Violenza di genere: diritto all’alloggio per le vittime, a Reggio assegnati beni confiscati
Il Comune di Reggio è il primo della Calabria che ha risposto all’appello che nel novembre scorso Mario Nasone e Giovanna Cusumano, rispettivamente coordinatore e vice coordinatore dell’osservatorio regionale sulla violenza di genere, avevano rivolto ai Comuni calabresi evidenziando come quello abitativo è un problema molto sentito dalle donne vittime di maltrattamenti, che spesso avvengono proprio in ambito domestico.

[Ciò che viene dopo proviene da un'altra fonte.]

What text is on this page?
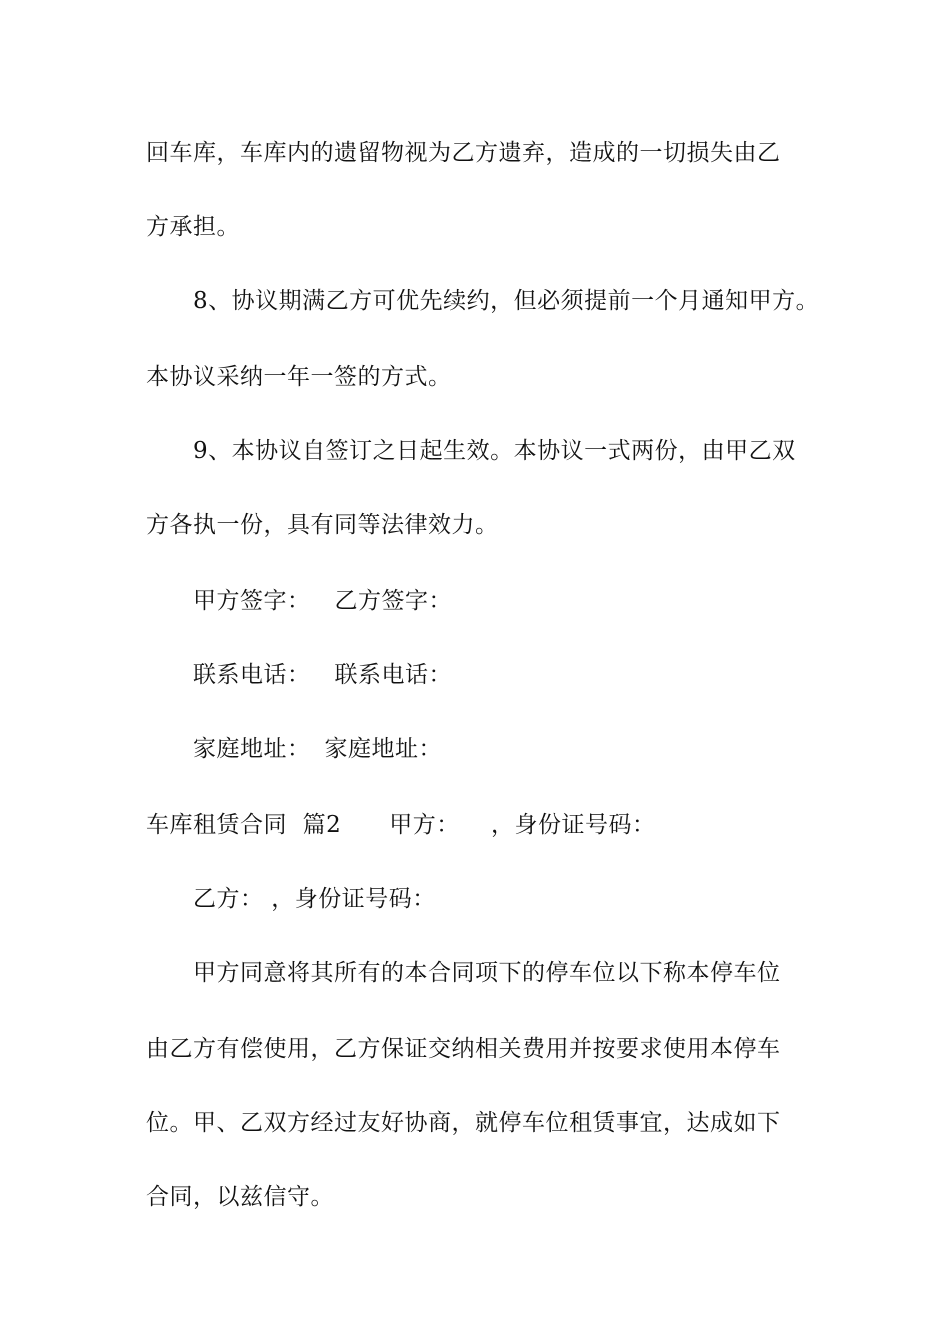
回车库，车库内的遗留物视为乙方遗弃，造成的一切损失由乙
方承担。
8、协议期满乙方可优先续约，但必须提前一个月通知甲方。
本协议采纳一年一签的方式。
9、本协议自签订之日起生效。本协议一式两份，由甲乙双
方各执一份，具有同等法律效力。
甲方签字： 乙方签字：
联系电话： 联系电话：
家庭地址： 家庭地址：
车库租赁合同  篇2 甲方：    ，身份证号码：
乙方： ，身份证号码：
甲方同意将其所有的本合同项下的停车位以下称本停车位
由乙方有偿使用，乙方保证交纳相关费用并按要求使用本停车
位。甲、乙双方经过友好协商，就停车位租赁事宜，达成如下
合同，以兹信守。
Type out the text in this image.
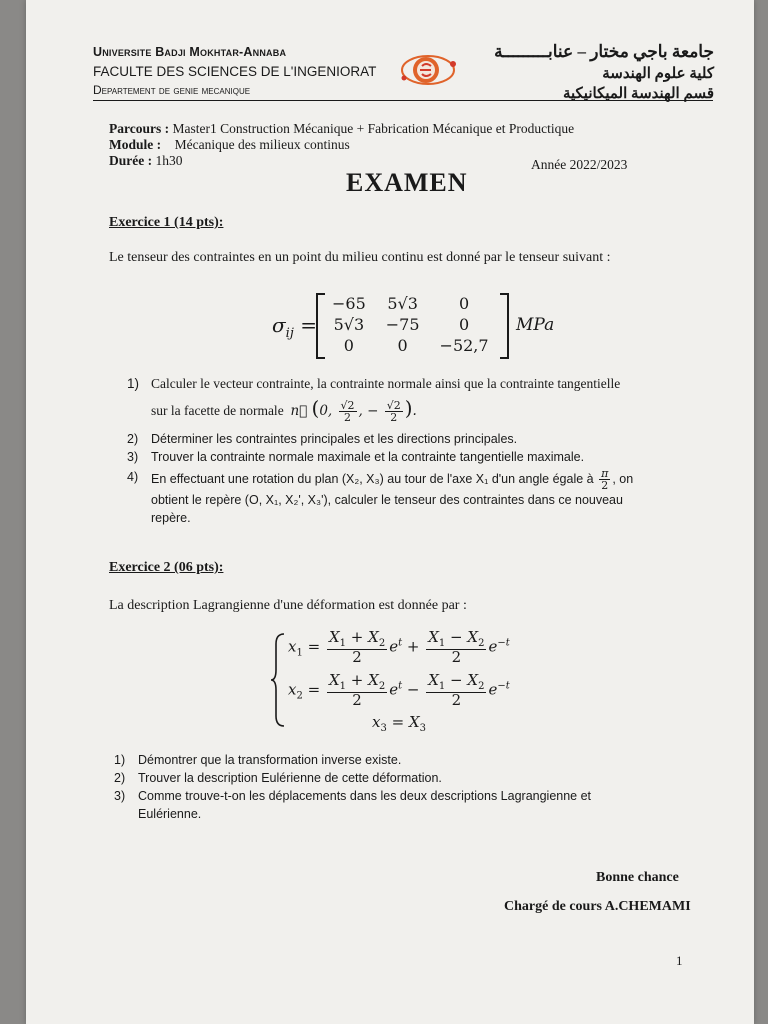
Universite Badji Mokhtar-Annaba
FACULTE DES SCIENCES DE L'INGENIORAT
Departement de genie mecanique
جامعة باجي مختار – عنابـــــــــة
كلية علوم الهندسة
قسم الهندسة الميكانيكية
Parcours : Master1 Construction Mécanique + Fabrication Mécanique et Productique
Module : Mécanique des milieux continus
Durée : 1h30	Année 2022/2023
EXAMEN
Exercice 1 (14 pts):
Le tenseur des contraintes en un point du milieu continu est donné par le tenseur suivant :
$\sigma_{ij}$ =
−65	5√3	0
5√3	−75	0
0	0	−52,7
MPa
1) Calculer le vecteur contrainte, la contrainte normale ainsi que la contrainte tangentielle
sur la facette de normale n⃗ (0, $\frac{√2}{2}$ , − $\frac{√2}{2}$ ).
2) Déterminer les contraintes principales et les directions principales.
3) Trouver la contrainte normale maximale et la contrainte tangentielle maximale.
4) En effectuant une rotation du plan (X₂, X₃) au tour de l'axe X₁ d'un angle égale à $\frac{\pi}{2}$ , on
obtient le repère (O, X₁, X₂', X₃'), calculer le tenseur des contraintes dans ce nouveau
repère.
Exercice 2 (06 pts):
La description Lagrangienne d'une déformation est donnée par :
$x_1 = \frac{X_1 + X_2}{2} e^t + \frac{X_1 - X_2}{2} e^{-t}$
$x_2 = \frac{X_1 + X_2}{2} e^t - \frac{X_1 - X_2}{2} e^{-t}$
$x_3 = X_3$
1) Démontrer que la transformation inverse existe.
2) Trouver la description Eulérienne de cette déformation.
3) Comme trouve-t-on les déplacements dans les deux descriptions Lagrangienne et
Eulérienne.
Bonne chance
Chargé de cours A.CHEMAMI
1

Donne che sono costrette a lasciare la propria casa insieme ai figli ed a chiedere ospitalità e sostegno alle case rifugio ed alle altre strutture di accoglienza operanti in regione che spesso non hanno posti disponibili. Nell’appello i referenti dell’osservatorio citavano la legge regionale n. 20 del 2007 che espressamente prevede che i Comuni, al fine di garantire adeguata assistenza alloggiativa alle donne, unitamente ai loro figli minori, che vengono a trovarsi nella necessità, adeguatamente documentata dagli operatori dei Centri antiviolenza e/o dagli operatori comunali, di abbandonare il proprio ambiente hanno diritto all’assegnazione di un alloggio nelle disponibilità del patrimonio edilizio dell’Ente Locale.
Normativa che in Calabria continua a non essere rispettata nonostante le numerose segnalazioni fatte da centri anti violenza e servizi sociali comunali di situazioni anche gravi in cui si ravvisano dei pericoli di vita per le donne ed i figli coinvolti. A questo appello una prima risposta l’ha data il Comune di Reggio grazie all’iniziativa della consigliera delegata ai beni confiscati Nancy Iachino ed al Dirigente Daniele Piccione che sono riusciti a definire l’iter che ha portato all’assegnazione di due appartamenti confiscati alla mafia a due donne vittime di violenza con figli minori.
Un primo segnale concreto di assunzione di responsabilità da parte di un Comune calabrese che l’osservatorio auspica che sia da esempio per altri Enti Locali. Per questo sarebbe cosa utile che l’ANCI calabria sottoscrivesse il protocollo che l’osservatorio aveva proposto da tempo proprio per favorire l’applicazione della legge 20 del 2007, parimenti sarebbe importante che il consiglio regionale approvasse il progetto di legge 285 fermo in terza commissione che preveda tutta una serie d’interventi importanti anche di tipo economico e lavorativo per le donne che vivono con i loro figli questa condizione di precarietà e di sofferenza e che chiedono concreta protezione e accompagnamento.
Purtroppo il bisogno di soluzioni abitative per queste donne cresce ogni giorno, grazie anche al lavoro delle forze dell’ordine - come quello della Questura di Reggio che con il programma Liana sta portando molte donne a denunciare- aumentando però le richieste di accoglienza che non sempre la rete dei centri di accoglienza riesce a soddisfare.
I beni confiscati che i vari comuni stanno acquisendo, compresa la Città metropolitana di Reggio Calabria, potrebbero essere destinati anche a progetti di semi autonomia, già sperimentati in altre regioni, per tutte quelle donne accolte nella case rifugio o seguite dai centri anti violenza che dopo il periodo di emergenza potrebbero, sapendo di potere usufruire di un alloggio e del sostegno di associazioni di volontariato e di cooperative sociali, iniziare un percorso di inserimento lavorativo e sociale. Una scelta di politica sociale che permetterebbe tra l’altro di liberare posti di accoglienza nelle strutture spesso sature e soprattutto di alleviare i costi psicologi e sociali che le donne che fanno queste scelte dolorose devono affrontare.